Digital isn’t a magic fix for the arts – there are obvious issues around access to the internet and required equipment to watch or participate online, while some people may just never enjoy it in this way. But we should accept lockdown has shown digital art has great value for many people who can’t join the 7.30pm club, and we can’t go back to an old way where access is habitually restricted to those who can attend in person.

 

The thorny issue, however, is who is going to pay for it. Doing high quality streaming of a live performance isn’t cheap, which generally means it’s only larger organisations that can afford it – although creative use of Zoom during lockdown has shown it is possible to make imaginative work online for far less money. But when everything is made available free, it’s often artists – who’ve been hit particularly hard during the pandemic – who miss out.

 

I don’t claim to have the answer, but here are three possible approaches. One is to create a paywall and charge for access. But I’m sceptical of pay-per-view or subscriptions to individual organisations’ own streaming platforms. Unless you’ve got a really unique offer, such as Benedict Cumberbatch in Frankenstein, there’s always going to be someone, somewhere undercutting you by putting free stuff on YouTube – an issue that I think particularly affects orchestras where others can easily perform the same work.

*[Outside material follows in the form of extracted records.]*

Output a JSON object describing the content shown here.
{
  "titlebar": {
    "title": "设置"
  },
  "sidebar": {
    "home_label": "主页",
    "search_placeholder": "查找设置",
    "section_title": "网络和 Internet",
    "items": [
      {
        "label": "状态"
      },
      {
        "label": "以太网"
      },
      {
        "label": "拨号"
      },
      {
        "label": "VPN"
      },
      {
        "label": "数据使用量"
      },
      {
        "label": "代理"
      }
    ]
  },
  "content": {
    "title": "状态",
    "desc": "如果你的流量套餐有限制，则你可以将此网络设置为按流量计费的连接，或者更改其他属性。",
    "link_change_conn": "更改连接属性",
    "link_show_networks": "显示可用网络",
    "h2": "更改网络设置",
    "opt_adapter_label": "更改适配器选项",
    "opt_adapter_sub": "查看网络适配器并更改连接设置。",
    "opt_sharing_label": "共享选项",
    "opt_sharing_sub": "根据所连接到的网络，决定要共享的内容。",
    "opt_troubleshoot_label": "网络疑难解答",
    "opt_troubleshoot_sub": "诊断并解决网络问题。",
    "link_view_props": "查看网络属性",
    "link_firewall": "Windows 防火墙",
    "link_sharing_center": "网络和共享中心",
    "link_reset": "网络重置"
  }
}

So we might need to get more radical.

 

It’s easy to forget that before 2001, entrance to major UK museums and galleries wasn’t free. Now Government funding of the 16 DCMS-sponsored museums requires they provide free public access to some of their collections. How about a similar programme to support the performing arts? There might be a requirement to make performances available online, while in-person attendance remains charged for, rather like a special exhibition at an otherwise free gallery.

 

Or to create an even more fundamental change, we could address the precarious existence of arts workers that has been highlighted by the pandemic with a version of universal basic income, that would simultaneously take some of the burden of supporting artists away from the audience and help solve the paywall problem. Sound implausible? It’s been done before. In 1930s USA, President Roosevelt’s Federal Art Project sponsored 10,000 artists to create work, without restriction on content, as part of the New Deal. It helped tackle the Great Depression then – a similar programme could give value to digital art and address the COVID depression now.